No active woman’s swim wardrobe is complete without a rashguard. It’ll not only protect you from sunburn (especially when you’re out on the water for a while), but it’ll also protect your torso, arms, and sides from chafing, key not only for surfing but for kayaking, paddling, or even just lazy tubing down a river (trust us). Some rash guards will be cut a bit longer, allowing for even more protection and a little added coverage. To top it off (pun intended), you can always rock a skimpier top on the beach and then throw on a rashguard before heading out into the surf or for a paddle without worries of a wardrobe malfunction! Fit should be snug to avoid rash-inducing chafing.
Want a little extra coverage? Something to protect your nice bathing suit bottom from abrasion? Look no further than a pair of board shorts. They do have the potential to induce chafing if worn for salt-water activities, so make sure the fit is just right. But they’re light and quick-drying, so they transition effortlessly from water to land and back again. So you can go from surf to sand to lunch without so much as a second thought.

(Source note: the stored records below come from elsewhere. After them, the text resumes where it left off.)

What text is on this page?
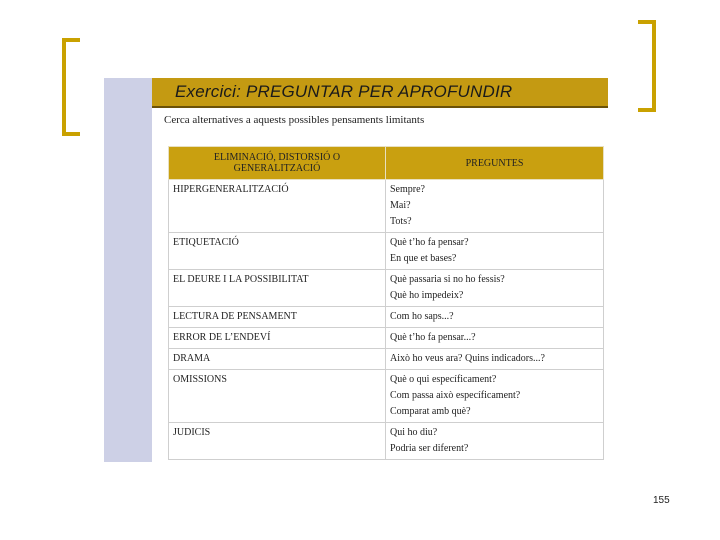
Exercici: PREGUNTAR PER APROFUNDIR
Cerca alternatives a aquests possibles pensaments limitants
ELIMINACIÓ, DISTORSIÓ O GENERALITZACIÓ	PREGUNTES
HIPERGENERALITZACIÓ	Sempre?
Mai?
Tots?
ETIQUETACIÓ	Què t’ho fa pensar?
En que et bases?
EL DEURE I LA POSSIBILITAT	Què passaria si no ho fessis?
Què ho impedeix?
LECTURA DE PENSAMENT	Com ho saps...?
ERROR DE L’ENDEVÍ	Què t’ho fa pensar...?
DRAMA	Això ho veus ara? Quins indicadors...?
OMISSIONS	Què o qui específicament?
Com passa això específicament?
Comparat amb què?
JUDICIS	Qui ho diu?
Podria ser diferent?
155
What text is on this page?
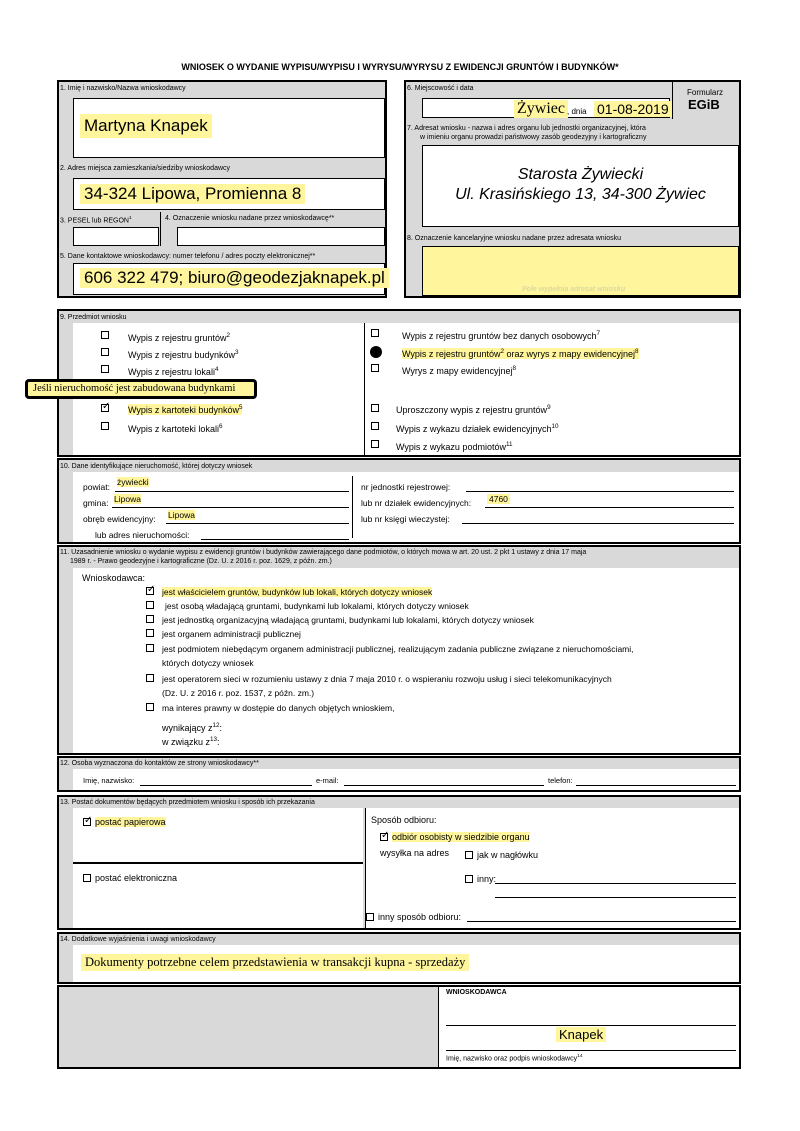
WNIOSEK O WYDANIE WYPISU/WYPISU I WYRYSU/WYRYSU Z EWIDENCJI GRUNTÓW I BUDYNKÓW*
1. Imię i nazwisko/Nazwa wnioskodawcy
Martyna Knapek
2. Adres miejsca zamieszkania/siedziby wnioskodawcy
34-324 Lipowa, Promienna 8
3. PESEL lub REGON$^1$	4. Oznaczenie wniosku nadane przez wnioskodawcę**
5. Dane kontaktowe wnioskodawcy: numer telefonu / adres poczty elektronicznej**
606 322 479; biuro@geodezjaknapek.pl
6. Miejscowość i data
Żywiec , dnia 01-08-2019
Formularz
EGiB
7. Adresat wniosku - nazwa i adres organu lub jednostki organizacyjnej, która
w imieniu organu prowadzi państwowy zasób geodezyjny i kartograficzny
Starosta Żywiecki
Ul. Krasińskiego 13, 34-300 Żywiec
8. Oznaczenie kancelaryjne wniosku nadane przez adresata wniosku
Pole wypełnia adresat wniosku
9. Przedmiot wniosku
Wypis z rejestru gruntów$^2$
Wypis z rejestru budynków$^3$
Wypis z rejestru lokali$^4$
✓
Wypis z kartoteki budynków$^5$
Wypis z kartoteki lokali$^6$
Jeśli nieruchomość jest zabudowana budynkami
Wypis z rejestru gruntów bez danych osobowych$^7$
Wypis z rejestru gruntów$^2$ oraz wyrys z mapy ewidencyjnej$^8$
Wyrys z mapy ewidencyjnej$^8$
Uproszczony wypis z rejestru gruntów$^9$
Wypis z wykazu działek ewidencyjnych$^{10}$
Wypis z wykazu podmiotów$^{11}$
10. Dane identyfikujące nieruchomość, której dotyczy wniosek
powiat: żywiecki
gmina: Lipowa
obręb ewidencyjny: Lipowa
lub adres nieruchomości:
nr jednostki rejestrowej:
lub nr działek ewidencyjnych: 4760
lub nr księgi wieczystej:
11. Uzasadnienie wniosku o wydanie wypisu z ewidencji gruntów i budynków zawierającego dane podmiotów, o których mowa w art. 20 ust. 2 pkt 1 ustawy z dnia 17 maja
1989 r. - Prawo geodezyjne i kartograficzne (Dz. U. z 2016 r. poz. 1629, z późn. zm.)
Wnioskodawca:
✓
jest właścicielem gruntów, budynków lub lokali, których dotyczy wniosek
jest osobą władającą gruntami, budynkami lub lokalami, których dotyczy wniosek
jest jednostką organizacyjną władającą gruntami, budynkami lub lokalami, których dotyczy wniosek
jest organem administracji publicznej
jest podmiotem niebędącym organem administracji publicznej, realizującym zadania publiczne związane z nieruchomościami,
których dotyczy wniosek
jest operatorem sieci w rozumieniu ustawy z dnia 7 maja 2010 r. o wspieraniu rozwoju usług i sieci telekomunikacyjnych
(Dz. U. z 2016 r. poz. 1537, z późn. zm.)
ma interes prawny w dostępie do danych objętych wnioskiem,
wynikający $z^{12}$:
w związku $z^{13}$:
12. Osoba wyznaczona do kontaktów ze strony wnioskodawcy**
Imię, nazwisko:	e-mail:	telefon:
13. Postać dokumentów będących przedmiotem wniosku i sposób ich przekazania
✓
postać papierowa
postać elektroniczna
Sposób odbioru:
✓
odbiór osobisty w siedzibie organu
wysyłka na adres	jak w nagłówku
inny:
inny sposób odbioru:
14. Dodatkowe wyjaśnienia i uwagi wnioskodawcy
Dokumenty potrzebne celem przedstawienia w transakcji kupna - sprzedaży
WNIOSKODAWCA
Knapek
Imię, nazwisko oraz podpis wnioskodawcy$^{14}$
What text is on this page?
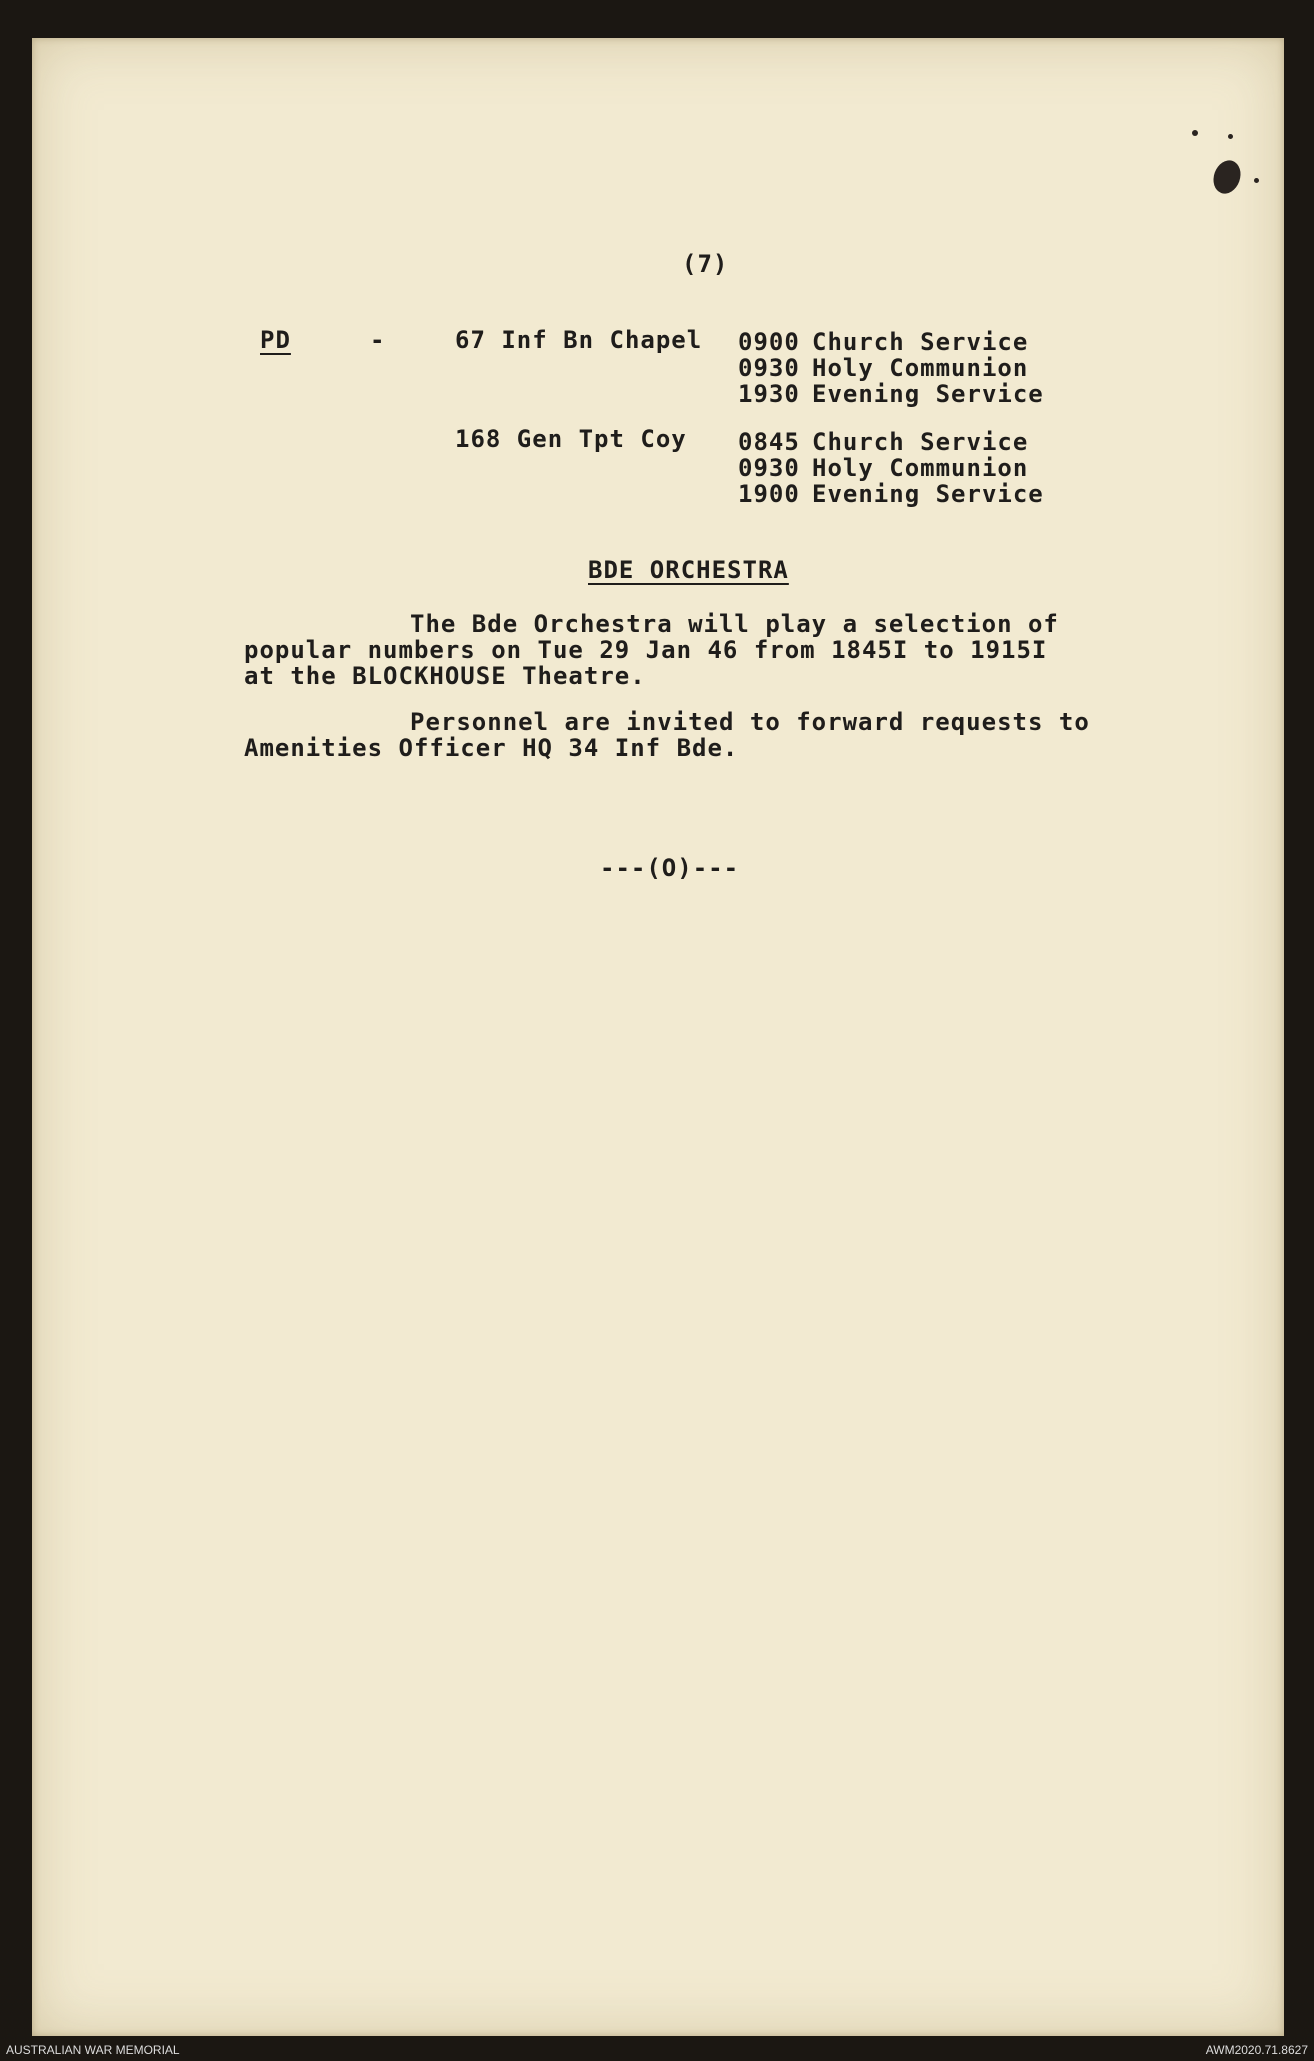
(7)
PD	-	67 Inf Bn Chapel 0900 Church Service
0930 Holy Communion
1930 Evening Service
168 Gen Tpt Coy 0845 Church Service
0930 Holy Communion
1900 Evening Service
BDE ORCHESTRA
The Bde Orchestra will play a selection of
popular numbers on Tue 29 Jan 46 from 1845I to 1915I
at the BLOCKHOUSE Theatre.
Personnel are invited to forward requests to
Amenities Officer HQ 34 Inf Bde.
---(O)---
AUSTRALIAN WAR MEMORIAL	AWM2020.71.8627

Polyester and nylon (aka polyamide) are what you’ll usually find in bathing suits. Polyester is made up of strong, soft fibers, which makes it breathable, stretchy, and highly resistant to shrinkage. Polyester also tends to be UV-, chlorine-, and abrasion-resistant, making it your most durable option.
Nylon, on the other hand, is softer, smoother, and offers a more comfortable fit. While not quite as long-lasting as polyester, nylon also won’t pill easily. Bathing suits will almost always incorporate some amount of added stretch, be it from Lycra (the branded name) or generic spandex or elastane. This added stretch allows for freedom of movement and a bit of extra comfort. You don’t want a suit that is more than 20% one of those materials, though, because they’ll over-stretch and pill.
Neoprene suits are also a good option if you’re spending a lot of time on your surfboard. These suits usually feature a thinner, stretchier version of neoprene than you’ll find in most wetsuits, so they aren’t going to be nearly as warm. However, it’s just as durable, so you can expose it to serious abrasion and it won’t be worse for wear. Plus, it holds its shape incredibly well.
When you find a great suit that works for your body and the activities you love, you’ll want to take good care of it. At minimum, always rinse your suit well after you wear it and hang it up to dry, but avoid the sun whenever possible. If washing is required, hand wash with mild soap … nothing abrasive. And please, please, don’t put your new suit in the dryer! That perfect fit will go from lovely to “yikes” in no time. And don’t be afraid to spend a little more on a suit that really, well, suits you. You’ll get more out of it than you think.